Karl Pauls commented on FELIX-5979:
-----------------------------------

Well, I'm not against experimenting with it a bit. The thing is, IIRC, implies alone can not be the deciding factor as it is only supposed to check the actions of a given permission (not the permission type itself) - hence, the name check. However, I guess it might be ok to allow subclasses to imply parent classes. 

Unfortunately, the code for that would be a little work as the caching and the current lookup would need to be change to work with subclasses. If you find the time to create a patch as a proposal I'm willing to look at it...

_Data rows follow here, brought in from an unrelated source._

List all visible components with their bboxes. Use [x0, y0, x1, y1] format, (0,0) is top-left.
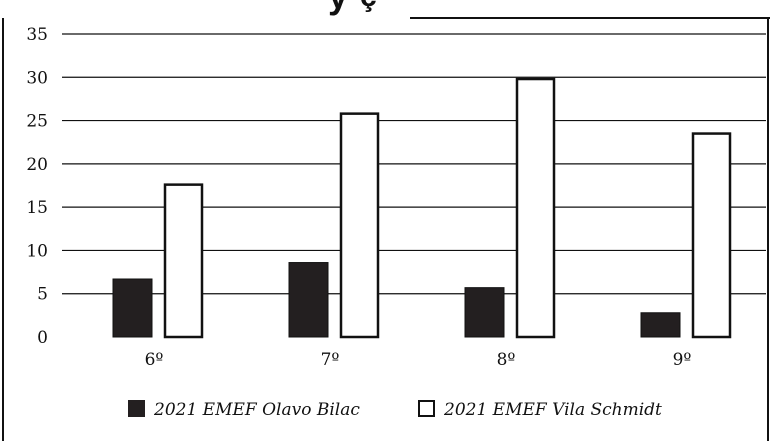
bar-olavo-bilac: [288, 262, 329, 338]
y-tick-label: 35: [26, 25, 48, 45]
x-tick-label: 7º: [321, 350, 340, 370]
bar-olavo-bilac: [640, 312, 681, 338]
y-tick-label: 5: [37, 285, 48, 305]
bar-vila-schmidt: [339, 112, 380, 339]
bar-vila-schmidt: [163, 183, 204, 339]
legend-label: 2021 EMEF Vila Schmidt: [443, 400, 662, 420]
y-tick-label: 0: [37, 328, 48, 348]
y-tick-label: 15: [26, 198, 48, 218]
chart-title-fragment: ç: [360, 0, 377, 13]
bar-vila-schmidt: [691, 132, 732, 339]
legend-label: 2021 EMEF Olavo Bilac: [153, 400, 360, 420]
x-tick-label: 8º: [497, 350, 516, 370]
y-axis-ticks: 0 5 10 15 20 25 30 35: [26, 25, 48, 348]
bar-olavo-bilac: [464, 287, 505, 338]
legend-swatch-olavo-bilac: [128, 400, 145, 417]
y-tick-label: 30: [26, 68, 48, 88]
legend: 2021 EMEF Olavo Bilac 2021 EMEF Vila Schm…: [128, 400, 662, 420]
y-tick-label: 25: [26, 112, 48, 132]
bar-vila-schmidt: [515, 77, 556, 339]
x-tick-label: 6º: [145, 350, 164, 370]
bars: [112, 77, 732, 339]
y-tick-label: 20: [26, 155, 48, 175]
y-tick-label: 10: [26, 241, 48, 261]
bar-olavo-bilac: [112, 278, 153, 338]
legend-swatch-vila-schmidt: [418, 400, 435, 417]
x-tick-label: 9º: [673, 350, 692, 370]
chart-title-fragment: y: [328, 0, 348, 16]
x-axis-ticks: 6º 7º 8º 9º: [145, 350, 692, 370]
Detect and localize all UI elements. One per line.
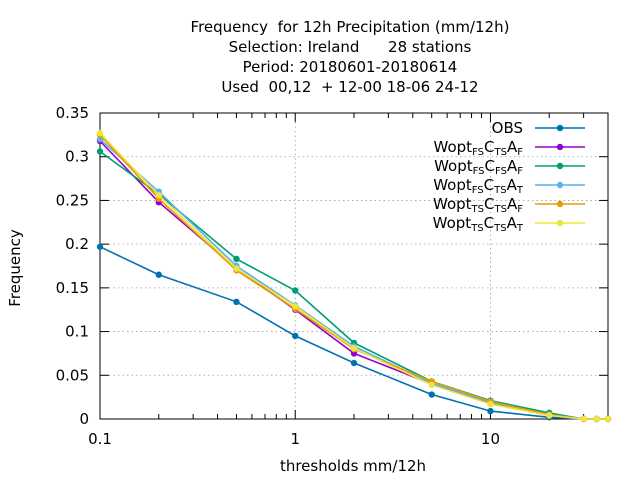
- grid-lines: [100, 113, 608, 419]
- data-point: [593, 415, 600, 423]
- data-point: [350, 359, 358, 367]
- title-line: Frequency for 12h Precipitation (mm/12h): [191, 18, 510, 36]
- data-point: [96, 129, 104, 137]
- x-tick-label: 0.1: [88, 430, 112, 448]
- data-point: [487, 400, 494, 408]
- y-tick-label: 0: [79, 410, 89, 428]
- y-tick-label: 0.3: [65, 148, 89, 166]
- legend-swatch-marker: [556, 143, 564, 151]
- legend-swatch-marker: [556, 219, 564, 227]
- series-lines: [96, 129, 612, 423]
- legend-label: WoptFSCTSAF: [434, 138, 524, 158]
- data-point: [233, 255, 240, 263]
- series: [96, 148, 612, 423]
- data-point: [292, 332, 299, 340]
- data-point: [233, 298, 240, 306]
- series: [96, 136, 612, 423]
- data-point: [155, 191, 162, 199]
- y-tick-label: 0.25: [56, 191, 89, 209]
- series-line: [99, 138, 608, 420]
- x-tick-label: 10: [481, 430, 500, 448]
- series: [96, 131, 612, 423]
- chart-title: Frequency for 12h Precipitation (mm/12h)…: [191, 18, 510, 96]
- data-point: [350, 350, 358, 357]
- series-line: [99, 246, 608, 420]
- x-tick-label: 1: [290, 430, 300, 448]
- title-line: Used 00,12 + 12-00 18-06 24-12: [221, 78, 478, 96]
- title-line: Selection: Ireland 28 stations: [229, 38, 472, 56]
- legend-swatch-marker: [556, 124, 564, 132]
- y-tick-label: 0.15: [56, 279, 89, 297]
- data-point: [546, 412, 553, 419]
- data-point: [580, 415, 587, 423]
- series-line: [99, 132, 608, 420]
- data-point: [292, 287, 299, 294]
- y-tick-label: 0.1: [65, 323, 89, 341]
- legend-label: OBS: [492, 119, 523, 137]
- legend-label: WoptFSCFSAF: [434, 157, 523, 177]
- legend-swatch-marker: [556, 162, 564, 170]
- series-line: [99, 150, 608, 420]
- legend: OBSWoptFSCTSAFWoptFSCFSAFWoptFSCTSATWopt…: [433, 119, 585, 234]
- data-point: [428, 381, 435, 389]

> Felix Security: Support custom permissions that imply other permissions
> -----------------------------------------------------------------------
>
>                 Key: FELIX-5979
>                 URL: https://issues.apache.org/jira/browse/FELIX-5979
>             Project: Felix
>          Issue Type: Improvement
>          Components: Framework Security
>            Reporter: Timothy Carroll
>            Priority: Major
>
> My company is trying to use Framework Security to allow customers to upload custom java plugins to our platform without a security review of the java code. Among the set of permissions we're applying is denying access to all IP addresses in a 16 bit subnet. This cannot be accomplished through the standard socket or URL permissions.
> Our hope was to write our own {{SubnetSocketPermission}} that can imply SocketPermissions, but we found that the framework does not support this. In the {{Permissions.implies}} method in {{v2.4.0}}, you can find this code:
> {code}
>                 collection = target.newPermissionCollection();
>                 if (collection == null)
>                 {
>                     collection = new DefaultPermissionCollection();
>                 }
>                 for (int i = 0; i < m_permissionInfos.length; i++)
>                 {
>                     PermissionInfo permissionInfo = m_permissionInfos[i];
>                     String infoType = permissionInfo.getType();
>                     String permissionType = targetClass.getName();
>                     if (infoType.equals(permissionType))
>                     {
>                         Permission permission = createPermission(
>                             permissionInfo, targetClass);
>                         if (permission != null)
>                         {
>                             collection.add(permission);
>                         }
>                     }
>                 }
> {code}
> It has two pieces that prevent us from accomplishing our goal:
> # The only way to get your permission added to the {{PermisisonCollection}} that is checked is to have the exact same class name as the permission in question
> # The target permission's {{PermissionCollection}} is used to check permissions, and the {{SocketPermissionCollection}} class doesn't even use the {{SocketPermission.implies}} method
> Was this use case purposefully not supported or is it simply a matter of working through the most efficient way to support it?